Weather sensors deflate old forecasters

Balloons may yield to newer technology

? Just after dawn in an open field, Calvin Meadows tugs a cotton tether to send aloft a 6-foot helium balloon that will carry weather instruments more than 19 miles into the sky.

About the same time, technicians and scientists across the world do the same.

The practice, repeated twice daily in 92 locations in the United States and hundreds more worldwide, is part of a little-known, six-decade-old effort to predict where storms will strike.

Meadows, a government weather technician, has been releasing balloons for more than a decade. But the operation soon may become obsolete if a $20 million network of high-tech sensors quietly installed on some U.S. passenger planes succeeds.

The experiment promises to improve forecasts dramatically, warn pilots flying into dangerous ice storms or turbulence and even track hijacked flights.

The new sensors measure weather conditions every few seconds while planes are flying. In early tests with NASA and the National Weather Service, forecasters detected tornadic conditions earlier and predicted heavy storms, temperatures and fog more accurately.

“We’ve already seen significant improvements in forecasting,” said Rich Mamrosh, a government meteorologist in Green Bay, Wis., who has used data from the new system to predict storms around the Great Lakes. The sensor network “can benefit pretty much all segments of society,” he said.

The Bush administration has not decided whether to pay for the complete system, called TAMDAR, for “Tropospheric Airborne Meteorological Data Reporting.”

Its future depends on an ambitious sales pitch to government and businesses by AirDat LLC, a small company in Raleigh, N.C.

‘Better information’

Weather balloons, such as this one about to be released by Calvin Meadows in Sterling, Va., are deployed in 92 locations across the United States. This operation may become obsolete if a network of high-tech sensors installed on some U.S. passenger planes succeeds.

The lunchbox-sized weather sensors that protrude near a plane’s nose measure airborne moisture and other conditions.

Supporters say they will do more than just help picnickers predict when to fold their blankets and head for shelter.

An inaccurate forecast of pea-soup fog can shut down air travel throughout a region.

A flubbed temperature forecast can cause power outages because utilities anticipate electricity needs based on expected highs.

For instance, blackouts rolled across much of Texas for two hours in April after forecasters predicted highs near 90 – far cooler than the actual 98 degrees – leaving hundreds of thousands of customers in the dark and without air conditioners.

The new sensors also could prevent airplane crashes by detecting deadly ice buildups on wings – especially for regional commuter planes that fly at lower altitudes.

U.S. investigators blame a thin buildup of ice along the wing of Comair Flight 3272 for its crash near Detroit almost a decade ago that killed all 29 people aboard.

Investigators believe a nearly imperceptible ice buildup on the turboprop’s wings caused it to fly too slowly, and the plane rolled left upside down almost immediately after the crew suspected trouble. It crashed in just 20 seconds.

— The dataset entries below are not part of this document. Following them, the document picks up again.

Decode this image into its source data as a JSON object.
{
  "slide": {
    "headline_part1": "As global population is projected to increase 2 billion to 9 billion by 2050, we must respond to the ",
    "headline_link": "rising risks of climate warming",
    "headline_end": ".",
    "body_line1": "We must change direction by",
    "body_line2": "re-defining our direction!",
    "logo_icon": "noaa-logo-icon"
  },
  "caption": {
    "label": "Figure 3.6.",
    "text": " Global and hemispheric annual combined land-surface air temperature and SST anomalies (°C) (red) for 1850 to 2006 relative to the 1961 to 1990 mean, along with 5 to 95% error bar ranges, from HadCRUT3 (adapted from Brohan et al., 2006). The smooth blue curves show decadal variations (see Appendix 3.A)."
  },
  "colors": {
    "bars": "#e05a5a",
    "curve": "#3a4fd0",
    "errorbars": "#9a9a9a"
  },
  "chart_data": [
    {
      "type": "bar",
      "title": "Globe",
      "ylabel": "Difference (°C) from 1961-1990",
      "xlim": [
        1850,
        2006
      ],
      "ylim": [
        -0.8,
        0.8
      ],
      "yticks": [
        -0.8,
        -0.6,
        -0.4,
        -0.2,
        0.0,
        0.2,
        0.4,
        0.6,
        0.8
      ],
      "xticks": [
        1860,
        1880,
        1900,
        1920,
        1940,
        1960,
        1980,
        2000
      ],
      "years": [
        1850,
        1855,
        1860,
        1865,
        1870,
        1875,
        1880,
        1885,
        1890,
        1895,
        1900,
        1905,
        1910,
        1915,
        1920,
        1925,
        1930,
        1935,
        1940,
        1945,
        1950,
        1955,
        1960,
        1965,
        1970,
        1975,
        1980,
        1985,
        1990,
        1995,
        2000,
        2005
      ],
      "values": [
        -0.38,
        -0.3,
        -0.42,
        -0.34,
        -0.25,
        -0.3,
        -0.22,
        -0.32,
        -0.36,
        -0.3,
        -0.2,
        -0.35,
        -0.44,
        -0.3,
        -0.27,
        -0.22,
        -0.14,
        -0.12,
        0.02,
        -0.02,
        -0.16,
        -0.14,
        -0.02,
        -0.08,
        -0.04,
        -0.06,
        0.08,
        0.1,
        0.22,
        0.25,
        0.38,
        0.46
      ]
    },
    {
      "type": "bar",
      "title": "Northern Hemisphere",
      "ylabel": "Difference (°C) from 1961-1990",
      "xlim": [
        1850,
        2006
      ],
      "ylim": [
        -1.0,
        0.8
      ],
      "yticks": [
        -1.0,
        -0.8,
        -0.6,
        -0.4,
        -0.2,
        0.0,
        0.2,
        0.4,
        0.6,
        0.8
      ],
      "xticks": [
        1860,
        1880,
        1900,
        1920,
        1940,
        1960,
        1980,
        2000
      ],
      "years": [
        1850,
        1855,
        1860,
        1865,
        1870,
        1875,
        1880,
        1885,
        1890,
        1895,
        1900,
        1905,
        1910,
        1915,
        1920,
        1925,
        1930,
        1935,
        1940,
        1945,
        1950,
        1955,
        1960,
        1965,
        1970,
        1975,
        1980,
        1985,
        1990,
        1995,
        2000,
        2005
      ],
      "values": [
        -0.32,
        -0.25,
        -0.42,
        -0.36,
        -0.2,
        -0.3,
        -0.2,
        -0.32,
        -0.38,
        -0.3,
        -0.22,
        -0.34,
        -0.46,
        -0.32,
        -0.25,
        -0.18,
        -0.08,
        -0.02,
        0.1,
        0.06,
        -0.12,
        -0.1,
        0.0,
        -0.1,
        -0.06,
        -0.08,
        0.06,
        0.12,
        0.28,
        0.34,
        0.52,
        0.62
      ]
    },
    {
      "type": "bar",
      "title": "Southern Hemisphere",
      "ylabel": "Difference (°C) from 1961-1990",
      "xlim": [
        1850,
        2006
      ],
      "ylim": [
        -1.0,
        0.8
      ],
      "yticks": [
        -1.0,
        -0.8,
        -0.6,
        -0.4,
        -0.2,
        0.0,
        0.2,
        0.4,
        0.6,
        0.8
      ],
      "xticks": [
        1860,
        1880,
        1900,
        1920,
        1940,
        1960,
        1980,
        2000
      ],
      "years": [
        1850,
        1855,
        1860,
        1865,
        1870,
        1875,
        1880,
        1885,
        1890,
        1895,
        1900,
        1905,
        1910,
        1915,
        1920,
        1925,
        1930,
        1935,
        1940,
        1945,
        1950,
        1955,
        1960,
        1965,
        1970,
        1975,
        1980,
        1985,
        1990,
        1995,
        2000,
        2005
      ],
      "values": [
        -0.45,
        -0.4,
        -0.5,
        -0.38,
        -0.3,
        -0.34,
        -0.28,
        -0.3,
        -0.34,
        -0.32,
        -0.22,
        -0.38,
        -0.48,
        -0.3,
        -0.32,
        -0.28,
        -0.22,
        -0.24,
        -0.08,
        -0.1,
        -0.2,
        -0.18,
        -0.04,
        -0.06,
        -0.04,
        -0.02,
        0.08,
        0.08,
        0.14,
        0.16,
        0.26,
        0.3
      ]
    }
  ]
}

“We have to give pilots better weather information to make better decisions,” said Taumi Daniels, who led research at NASA on the new weather sensors.

How do the sensors work?

AirDat’s devices transmit readings for humidity, pressure, temperature, icing, turbulence, location, altitude and time nearly continuously as hundreds of commercial flights zigzag across the United States.

The sensors also report immediately if any ice builds up.

Weather measurements are beamed via satellite, usually in less than 60 seconds, to AirDat’s high-tech headquarters in North Carolina, where 64 powerful computers analyze the data to produce updated regional forecasts every hour.

AirDat says U.S. air marshals aboard planes could use the same satellite transmitters on the planes to send and receive messages while flying; they cannot do that now.

In the case of a hijacking, such communication would be valuable.

The National Oceanic and Atmospheric Administration expects within the next 60 days to pay for at least 30 weather sensors on planes in what is likely to be its first round of such purchases.

AirDat and rival ARINC Inc. of Annapolis, Md., are the lead contenders for the contract.